Healthcare must shift its focus from viewing patients as “customers” and instead consider patients as “partners” within the broader healthcare ecosystem. All of the exciting innovation underway (including the increased adoption of virtual care and telehealth) should reflect what is required for the patient/partner to better manage his/her healthcare throughout the care continuum. To solve for healthcare that is truly consumer-centric, the broader healthcare ecosystem needs to identify the best investments to make which will drive quicker and better outcomes for the individual consumer (e.g., the patient/partner), overall population health, healthcare professionals, and healthcare organizations.
Price transparency for the Employers and the patient. The explanation of benefits (EOB) does not contain real financial payments between the payer and the provider. The real numbers are considered proprietary. A patient nor employer benefit plan cannot control their healthcare costs if they do not know how much was paid and for what service. At a grocery store, each item is tagged with the name of the product and the price. In healthcare the service and or product is not presented to the patient prior to the receipt of service and the services are not itemized on the bill. What to do? Make is illegal for payers and providers to have proprietary payments on healthcare goods and services.

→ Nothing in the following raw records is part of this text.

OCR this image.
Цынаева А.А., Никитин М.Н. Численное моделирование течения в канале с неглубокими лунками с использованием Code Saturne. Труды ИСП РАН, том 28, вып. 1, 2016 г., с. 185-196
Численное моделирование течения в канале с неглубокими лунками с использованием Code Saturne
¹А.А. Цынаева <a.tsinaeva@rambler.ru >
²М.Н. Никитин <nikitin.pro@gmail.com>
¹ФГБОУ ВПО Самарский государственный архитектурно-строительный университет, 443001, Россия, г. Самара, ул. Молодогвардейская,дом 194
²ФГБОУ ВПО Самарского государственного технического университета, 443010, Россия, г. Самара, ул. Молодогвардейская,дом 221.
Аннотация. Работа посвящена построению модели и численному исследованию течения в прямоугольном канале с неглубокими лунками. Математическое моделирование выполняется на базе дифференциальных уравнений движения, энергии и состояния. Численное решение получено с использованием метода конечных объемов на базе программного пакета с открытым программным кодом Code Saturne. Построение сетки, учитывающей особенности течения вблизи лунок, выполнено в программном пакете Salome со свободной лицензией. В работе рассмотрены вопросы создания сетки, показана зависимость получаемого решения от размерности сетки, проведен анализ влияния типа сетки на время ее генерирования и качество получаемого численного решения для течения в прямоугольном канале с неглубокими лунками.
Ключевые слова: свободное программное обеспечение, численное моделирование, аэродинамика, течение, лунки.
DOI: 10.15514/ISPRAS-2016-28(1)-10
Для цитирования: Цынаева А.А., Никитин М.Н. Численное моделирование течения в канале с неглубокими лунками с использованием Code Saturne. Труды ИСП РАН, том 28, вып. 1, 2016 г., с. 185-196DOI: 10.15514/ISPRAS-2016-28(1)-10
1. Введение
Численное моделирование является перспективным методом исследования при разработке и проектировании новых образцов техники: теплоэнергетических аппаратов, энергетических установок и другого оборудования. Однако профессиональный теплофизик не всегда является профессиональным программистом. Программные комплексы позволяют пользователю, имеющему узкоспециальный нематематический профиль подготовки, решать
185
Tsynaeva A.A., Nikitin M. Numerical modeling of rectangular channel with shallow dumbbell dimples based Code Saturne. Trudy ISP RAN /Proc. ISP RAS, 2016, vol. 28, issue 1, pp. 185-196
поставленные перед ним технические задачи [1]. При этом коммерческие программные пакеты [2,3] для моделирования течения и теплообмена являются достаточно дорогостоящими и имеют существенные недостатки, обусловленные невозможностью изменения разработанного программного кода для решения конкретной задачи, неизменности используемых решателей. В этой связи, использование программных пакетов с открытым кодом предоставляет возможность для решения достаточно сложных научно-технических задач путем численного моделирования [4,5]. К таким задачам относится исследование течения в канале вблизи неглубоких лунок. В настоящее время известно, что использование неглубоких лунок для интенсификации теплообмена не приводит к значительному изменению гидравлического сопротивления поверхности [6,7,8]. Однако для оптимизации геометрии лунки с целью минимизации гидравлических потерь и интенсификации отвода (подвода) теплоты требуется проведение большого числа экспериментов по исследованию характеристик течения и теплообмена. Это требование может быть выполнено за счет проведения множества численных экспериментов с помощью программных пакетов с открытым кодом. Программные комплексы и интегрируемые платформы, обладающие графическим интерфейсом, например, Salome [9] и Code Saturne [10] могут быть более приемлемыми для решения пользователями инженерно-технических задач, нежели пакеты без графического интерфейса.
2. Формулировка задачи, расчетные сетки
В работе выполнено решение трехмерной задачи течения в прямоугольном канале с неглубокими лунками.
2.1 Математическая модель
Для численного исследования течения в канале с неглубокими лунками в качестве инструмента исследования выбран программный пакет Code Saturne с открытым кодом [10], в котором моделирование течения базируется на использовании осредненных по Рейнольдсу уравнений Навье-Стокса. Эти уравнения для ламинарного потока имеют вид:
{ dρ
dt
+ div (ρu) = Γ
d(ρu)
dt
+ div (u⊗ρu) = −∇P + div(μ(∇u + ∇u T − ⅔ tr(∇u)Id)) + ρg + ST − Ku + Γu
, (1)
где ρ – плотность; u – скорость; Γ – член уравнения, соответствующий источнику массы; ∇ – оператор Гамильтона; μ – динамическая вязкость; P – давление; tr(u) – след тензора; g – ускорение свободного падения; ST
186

The most pressing problem for US healthcare is improving quality of care while reducing cost. Intelligently leveraging clinical information — for predictive analytics, precision medicine, population health analytics and other analytic purposes — is critical to solving this problem. The largest impediment to actionable analytics is dirty clinical data entered by more than four million clinicians into more than one hundred certified EHRs resulting in a clear and present need for scalable technology to normalize, de-duplicate and enrich clinical data so that data scientists can spend more time identifying actionable insights from data, and less time fixing clinical data.
I see our shortage of primary care physicians as the biggest challenge the American healthcare system faces over the next 20 years. PCPs are crucial to the patient experience, and preventative care that can help drive value. Tied to this is my concern is the lack of investment/acceleration in technology designed to improve physician experience and utilization. PCPs spend way too much time entering data when there are opportunities like voice assisted scribe or authentication that reduce data entry and allows them to spend more time completely focused on patients providing quality care.